What will happen if we reduce the supply voltage to 8 V? No-load speed will drop to 8 / 0.004 = 2,000 rads[sup]-1[/sup]. This doesn’t tell us much about current, though, because in this model, no-load current is zero (i.e., frictional losses are treated as a load).
So let’s have the thing drive a fan. We’ll assume that with a 12 V supply, it’ll drive the fan at 2,700 rads[sup]-1[/sup]. We’ll further assume that the torque required to drive the fan is of the form:
T[sub]f[/sub] = a w
where a is a constant for the fan.
So for our fan,
a x 2,700 = 0.008 (1 - 2,700 / 3,000)
a = 2.963 x 10[sup]-7[/sup],
and the motor will draw a current of:
0.008 (1 - 2,700 / 3,000) / 0.004 = 0.2 A.

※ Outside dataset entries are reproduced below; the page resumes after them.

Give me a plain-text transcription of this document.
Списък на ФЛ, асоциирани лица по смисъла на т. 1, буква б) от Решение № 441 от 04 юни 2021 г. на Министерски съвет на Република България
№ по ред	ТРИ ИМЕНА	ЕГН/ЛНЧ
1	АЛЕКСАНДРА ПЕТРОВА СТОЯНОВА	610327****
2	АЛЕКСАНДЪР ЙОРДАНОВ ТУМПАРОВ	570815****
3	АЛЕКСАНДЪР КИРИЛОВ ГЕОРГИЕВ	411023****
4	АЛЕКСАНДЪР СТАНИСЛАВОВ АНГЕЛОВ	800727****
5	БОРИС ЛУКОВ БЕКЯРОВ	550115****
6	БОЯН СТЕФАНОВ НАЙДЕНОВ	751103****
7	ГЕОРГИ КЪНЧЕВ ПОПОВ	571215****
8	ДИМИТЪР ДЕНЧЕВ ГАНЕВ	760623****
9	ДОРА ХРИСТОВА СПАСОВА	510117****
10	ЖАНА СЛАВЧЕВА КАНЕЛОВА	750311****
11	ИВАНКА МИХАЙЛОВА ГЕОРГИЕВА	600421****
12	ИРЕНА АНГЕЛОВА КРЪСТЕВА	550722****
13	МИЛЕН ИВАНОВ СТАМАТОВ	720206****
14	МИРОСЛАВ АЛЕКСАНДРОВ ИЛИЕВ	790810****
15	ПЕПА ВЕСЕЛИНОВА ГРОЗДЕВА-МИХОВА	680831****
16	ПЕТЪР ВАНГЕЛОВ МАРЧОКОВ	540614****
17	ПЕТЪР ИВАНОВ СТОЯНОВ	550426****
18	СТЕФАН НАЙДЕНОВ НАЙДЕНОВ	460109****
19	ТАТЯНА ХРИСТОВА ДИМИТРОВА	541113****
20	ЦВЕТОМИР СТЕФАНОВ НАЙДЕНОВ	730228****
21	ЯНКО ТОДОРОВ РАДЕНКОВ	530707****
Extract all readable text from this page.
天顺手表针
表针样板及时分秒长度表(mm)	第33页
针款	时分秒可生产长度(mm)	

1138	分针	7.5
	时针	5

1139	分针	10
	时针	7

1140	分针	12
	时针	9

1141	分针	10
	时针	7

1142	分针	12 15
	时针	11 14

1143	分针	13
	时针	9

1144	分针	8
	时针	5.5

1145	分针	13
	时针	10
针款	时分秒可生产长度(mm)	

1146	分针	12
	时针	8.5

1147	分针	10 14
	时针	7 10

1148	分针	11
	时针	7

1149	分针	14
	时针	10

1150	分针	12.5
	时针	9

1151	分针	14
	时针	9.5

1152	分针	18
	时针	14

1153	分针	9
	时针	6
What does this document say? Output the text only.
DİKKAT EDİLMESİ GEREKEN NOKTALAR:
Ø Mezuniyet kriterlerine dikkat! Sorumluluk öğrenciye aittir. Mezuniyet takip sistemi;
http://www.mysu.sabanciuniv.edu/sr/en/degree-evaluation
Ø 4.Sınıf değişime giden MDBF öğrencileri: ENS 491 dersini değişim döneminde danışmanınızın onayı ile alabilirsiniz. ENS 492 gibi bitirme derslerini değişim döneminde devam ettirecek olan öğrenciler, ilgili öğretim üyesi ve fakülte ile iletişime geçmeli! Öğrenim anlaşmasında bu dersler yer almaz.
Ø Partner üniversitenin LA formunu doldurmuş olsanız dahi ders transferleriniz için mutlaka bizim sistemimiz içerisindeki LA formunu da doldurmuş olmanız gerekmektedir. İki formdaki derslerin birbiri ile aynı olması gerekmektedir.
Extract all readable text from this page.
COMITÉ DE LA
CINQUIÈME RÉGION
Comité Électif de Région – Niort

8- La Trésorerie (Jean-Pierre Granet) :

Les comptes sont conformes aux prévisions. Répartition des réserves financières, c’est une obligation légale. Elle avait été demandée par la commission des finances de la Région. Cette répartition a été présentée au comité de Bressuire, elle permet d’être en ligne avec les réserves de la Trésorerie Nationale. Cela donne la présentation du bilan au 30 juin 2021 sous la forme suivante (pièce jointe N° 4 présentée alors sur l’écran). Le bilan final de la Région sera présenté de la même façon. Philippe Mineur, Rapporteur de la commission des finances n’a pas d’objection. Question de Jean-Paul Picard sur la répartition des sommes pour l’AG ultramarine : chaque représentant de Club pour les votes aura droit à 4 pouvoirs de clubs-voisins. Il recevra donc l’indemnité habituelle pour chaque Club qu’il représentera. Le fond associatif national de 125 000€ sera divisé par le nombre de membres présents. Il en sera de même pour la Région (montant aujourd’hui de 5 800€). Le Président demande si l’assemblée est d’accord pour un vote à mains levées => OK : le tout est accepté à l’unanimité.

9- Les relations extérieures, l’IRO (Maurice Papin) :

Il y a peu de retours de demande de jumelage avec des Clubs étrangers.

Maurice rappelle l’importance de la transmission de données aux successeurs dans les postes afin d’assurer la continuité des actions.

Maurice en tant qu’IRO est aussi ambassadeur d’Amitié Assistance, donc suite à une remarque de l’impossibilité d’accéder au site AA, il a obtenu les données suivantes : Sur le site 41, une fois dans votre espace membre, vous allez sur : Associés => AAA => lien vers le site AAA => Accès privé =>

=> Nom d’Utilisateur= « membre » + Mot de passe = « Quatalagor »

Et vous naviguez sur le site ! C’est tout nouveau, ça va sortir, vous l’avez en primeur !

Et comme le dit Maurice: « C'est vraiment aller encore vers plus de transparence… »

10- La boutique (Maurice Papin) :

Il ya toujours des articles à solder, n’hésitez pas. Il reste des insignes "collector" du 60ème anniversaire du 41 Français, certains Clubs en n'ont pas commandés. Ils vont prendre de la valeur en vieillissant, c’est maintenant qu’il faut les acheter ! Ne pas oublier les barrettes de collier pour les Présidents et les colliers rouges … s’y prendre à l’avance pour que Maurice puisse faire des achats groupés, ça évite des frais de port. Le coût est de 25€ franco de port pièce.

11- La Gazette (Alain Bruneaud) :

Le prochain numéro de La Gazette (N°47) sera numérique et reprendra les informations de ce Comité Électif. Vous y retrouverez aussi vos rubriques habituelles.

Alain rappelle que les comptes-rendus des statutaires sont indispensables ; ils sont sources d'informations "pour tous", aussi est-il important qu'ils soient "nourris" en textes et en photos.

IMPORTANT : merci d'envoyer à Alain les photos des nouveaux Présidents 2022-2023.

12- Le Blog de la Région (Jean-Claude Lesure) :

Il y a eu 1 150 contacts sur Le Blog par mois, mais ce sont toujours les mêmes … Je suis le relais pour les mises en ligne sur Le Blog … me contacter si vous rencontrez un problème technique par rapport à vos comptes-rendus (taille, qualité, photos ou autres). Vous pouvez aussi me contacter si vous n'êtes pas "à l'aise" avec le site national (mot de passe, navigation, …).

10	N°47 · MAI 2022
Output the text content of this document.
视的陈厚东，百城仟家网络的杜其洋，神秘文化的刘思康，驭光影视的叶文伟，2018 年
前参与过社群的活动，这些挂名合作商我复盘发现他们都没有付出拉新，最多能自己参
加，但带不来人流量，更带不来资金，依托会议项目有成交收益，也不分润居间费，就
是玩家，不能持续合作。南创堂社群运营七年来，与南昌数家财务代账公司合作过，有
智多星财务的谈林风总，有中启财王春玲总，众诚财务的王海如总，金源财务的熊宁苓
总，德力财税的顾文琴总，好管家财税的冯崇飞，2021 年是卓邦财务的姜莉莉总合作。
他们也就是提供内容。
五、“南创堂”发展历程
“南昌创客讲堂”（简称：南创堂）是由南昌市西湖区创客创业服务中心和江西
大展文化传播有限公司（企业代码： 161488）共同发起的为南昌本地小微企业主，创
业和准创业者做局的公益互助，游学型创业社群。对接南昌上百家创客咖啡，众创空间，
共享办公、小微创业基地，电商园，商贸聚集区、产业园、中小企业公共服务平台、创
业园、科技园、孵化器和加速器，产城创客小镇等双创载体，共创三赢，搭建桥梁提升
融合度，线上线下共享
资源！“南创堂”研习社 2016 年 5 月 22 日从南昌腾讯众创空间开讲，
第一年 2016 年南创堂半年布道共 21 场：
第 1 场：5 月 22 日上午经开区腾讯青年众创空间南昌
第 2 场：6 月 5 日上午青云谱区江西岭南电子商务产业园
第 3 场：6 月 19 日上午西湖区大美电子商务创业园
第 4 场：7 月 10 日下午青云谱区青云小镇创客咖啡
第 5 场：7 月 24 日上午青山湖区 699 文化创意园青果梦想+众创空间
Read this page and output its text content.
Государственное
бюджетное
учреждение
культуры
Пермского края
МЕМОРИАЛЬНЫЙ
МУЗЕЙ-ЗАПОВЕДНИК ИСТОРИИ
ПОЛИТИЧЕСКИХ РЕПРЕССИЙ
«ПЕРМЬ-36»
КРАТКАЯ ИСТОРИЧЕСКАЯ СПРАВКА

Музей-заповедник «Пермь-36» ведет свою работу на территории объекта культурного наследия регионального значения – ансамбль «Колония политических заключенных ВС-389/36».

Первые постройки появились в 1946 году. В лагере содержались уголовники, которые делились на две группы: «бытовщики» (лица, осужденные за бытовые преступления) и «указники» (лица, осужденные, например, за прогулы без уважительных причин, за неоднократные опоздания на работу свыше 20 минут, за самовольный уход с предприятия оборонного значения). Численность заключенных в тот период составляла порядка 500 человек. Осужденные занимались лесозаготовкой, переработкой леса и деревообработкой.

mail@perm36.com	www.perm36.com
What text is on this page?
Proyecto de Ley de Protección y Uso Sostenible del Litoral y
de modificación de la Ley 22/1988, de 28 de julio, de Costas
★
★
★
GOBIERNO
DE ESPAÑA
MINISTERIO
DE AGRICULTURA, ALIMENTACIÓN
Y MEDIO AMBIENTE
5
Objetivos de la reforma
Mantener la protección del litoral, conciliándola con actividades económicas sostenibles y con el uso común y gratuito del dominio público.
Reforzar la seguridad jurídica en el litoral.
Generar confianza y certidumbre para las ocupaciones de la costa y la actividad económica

What happens now when we reduce the supply voltage to 8 V?
2.963 x 10[sup]-7[/sup] x w = 0.004 x 8 / 6 (1 - w / 2,000)
w = 1,800 rads[sup]-1[/sup]
I = 0.004 x 8 / 6 (1 - 1,800 / 2000) / 0.004 = 0.133 A
So speed dropped and current dropped as the supply voltage dropped.
The above result will hold for any monotonically increasing load torque function, i.e., provided it always takes more torque to make the thing go faster. This will generally hold for any type of load, once the initial static friction has been overcome.
That’s the end of the story for d.c. motors.
We’re not talking about negative resistance devices, here, so reducing current through the thing necessarily implies reducing the voltage across it.